Além do ex-presidente, Antonio Marcio Garotti (ex-diretor financeiro do Flamengo), Carlos Renato Mamede Noval (atual diretor de transição do clube), Marcelo Maia de Sá (ex-diretor de obras rubro-negro), Luiz Felipe Almeida Pondé (ex-engenheiro do Fla), Claudia Pereira Rodrigues (diretora da NHJ, fabricante dos contêineres), Weslley Gimenes (engenheiro da NHJ), Danilo da Silva Duarte (engenheiro da NHJ) Fabio Hilário da Silva (engenheiro da NHJ), Edson Colman da Silva (técnico de refrigeração) e Marcus Vinicius Medeiros (monitor) são os demais nomes.

Na ação ajuizada, o MP descreve irregularidades cometidas e aponta desobediência a sanções administrativas impostas pelas autoridades e descumprimento de normas técnicas regulamentares.

O órgão verificou irregularidades como “ocultação das reais condições ante a fiscalização do Corpo de Bombeiros, contratação e instalação de contêiner em discordância com regras técnicas de engenharia e arquitetura para servirem de dormitório de adolescentes, inobservância do dever de manutenção adequada das estruturas elétricas que forneciam energia ao aludido contêiner, inexistência de plano de socorro e evacuação em caso de incêndio e, dentre outras, falta de atenção em atender manifestações feitas pelo MPRJ e o MPT a fim de preservar a integridade física dos adolescentes”.

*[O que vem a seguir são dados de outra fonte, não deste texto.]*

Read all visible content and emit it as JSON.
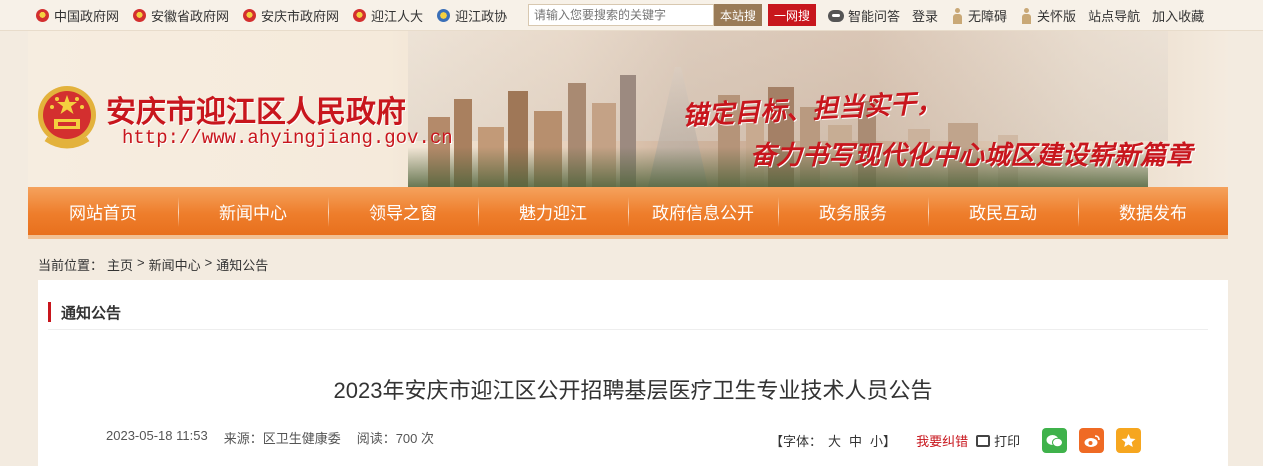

O MP rechaçou também a existência de fatores externos como as causas pela tragédia, culpando exclusivamente os responsáveis pelo clube. Na noite da tragédia, uma tempestade caiu sobre o local do CT, o que foi apontado por muitos como a causa para um eventual curto-circuito nos aparelhos de ar condicionado do alojamento provisório.

O Flamengo realizou, até aqui, 9 acordos com 11 negociações. Houve um denominador comum com as famílias de Arthur Vinicius, Pablo Henrique, Samuel, Athila Paixão, Bernardo Piseta, Gedson Santos, o Gedinho, Jorge Eduardo, Vitor Isaias, e com o pai de Rykelmo.